Lighting up a randomly generated level

I’m having problems getting the lighting I want without the massive performance hit. Pre-built lighting is out of the question because it’s all randomly generated.

I want to achieve pitch black areas of the map which are just rooms with no lights in. Hovever I’m struggling to achieve this without dynamic shadows enabled. And even on the ‘medium’ shadow setting the FPS tanks!
Why does dynamic shadows destroy the performance so much?

Shadows are disabled on the lights here, in game FPS is great:

Here is what I need but with fast performance (lights are set to cast dynamic shadows):

46a719ef27d867405cc673f39b61e23cb8444877.jpeg

Dynamic shadows are expensive, especially if you have over lapping lights. Try to avoid overlap, see if you could bake lighting, or maybe try distance field shadows.

Without Dynamic Shadows enabled there is no way to block the light.

If you’re getting performance issues, have you tried using any profiling to see where you’re getting the slow downs?

Couple of questions:

  • How are you meshes setup? Is this one single mesh for the walls, or are you using modular pieces that are placed?
  • Have you setup any LODs for your supplemental geometry like the lights, pipes, etc?

I’ll check out the profiling which hopefully should give me more info.

It’s set up like this: Corridor pieces are the squares which are their own blueprint and then theres bigger rooms, again their own seperate blueprint for each shape.

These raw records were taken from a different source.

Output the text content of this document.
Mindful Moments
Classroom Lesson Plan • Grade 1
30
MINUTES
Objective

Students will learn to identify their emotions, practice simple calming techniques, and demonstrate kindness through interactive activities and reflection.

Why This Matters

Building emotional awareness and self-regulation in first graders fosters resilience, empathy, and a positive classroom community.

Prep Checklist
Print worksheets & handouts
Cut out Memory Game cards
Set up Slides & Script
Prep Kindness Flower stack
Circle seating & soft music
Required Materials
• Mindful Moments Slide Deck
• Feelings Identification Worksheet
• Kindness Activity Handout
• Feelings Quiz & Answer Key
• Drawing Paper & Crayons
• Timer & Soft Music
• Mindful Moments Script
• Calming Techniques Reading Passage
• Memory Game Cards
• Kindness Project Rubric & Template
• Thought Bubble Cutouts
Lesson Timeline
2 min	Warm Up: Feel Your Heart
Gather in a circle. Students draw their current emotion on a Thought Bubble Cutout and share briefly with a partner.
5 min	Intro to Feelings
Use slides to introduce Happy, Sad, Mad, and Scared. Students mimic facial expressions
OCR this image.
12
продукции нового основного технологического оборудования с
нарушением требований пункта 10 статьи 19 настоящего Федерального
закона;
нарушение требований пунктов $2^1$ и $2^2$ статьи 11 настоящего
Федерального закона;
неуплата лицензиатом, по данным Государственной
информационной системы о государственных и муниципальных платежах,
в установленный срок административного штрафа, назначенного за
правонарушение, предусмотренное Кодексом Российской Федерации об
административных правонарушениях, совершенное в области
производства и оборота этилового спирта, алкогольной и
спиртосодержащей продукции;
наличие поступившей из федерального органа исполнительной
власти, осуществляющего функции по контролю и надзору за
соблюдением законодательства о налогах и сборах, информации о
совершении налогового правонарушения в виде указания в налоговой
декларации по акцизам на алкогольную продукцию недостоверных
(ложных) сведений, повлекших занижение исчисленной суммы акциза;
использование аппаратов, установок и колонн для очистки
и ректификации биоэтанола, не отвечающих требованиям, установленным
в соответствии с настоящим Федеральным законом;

http://www.lazygames.org/uploads/2/4/8/8/24881910/40241.png?424

I havn’t done any LODs. It’s a top down shooter so when somethings on the screen it will always be that same distance away.

You could fake the lighting/shadows. Your level aligns nicely to a grid, so you could generate a mask and use that to define the lighting.

Something like this:

  • Remove all “ambient” lighting such as skylights so that your shadowed areas start black.
  • Only leave small radius lights to create interesting local lighting and make sure they don’t reach beyond the walls.
  • Use the mask you generated based on the grid to create fake fill lighting in the materials emissive channel that is limited to the areas you want lit.

Should be super cheap. You could even extend it to generate some large scale ambient occlusion by giving the mask a blurry transition.

I think I know what you mean. Like have a plane roof above the room tiles that has a transparent material above them for lit rooms and opaque for dark rooms? That might work if I can allow my characters flashlight to be seen through the material.

For now I’m happy with the way it is now. I’ve changed the attenuation radius for each light. It isn’t perfect but most of the time the far rooms are pitch black and can only be explored when the player has a torch.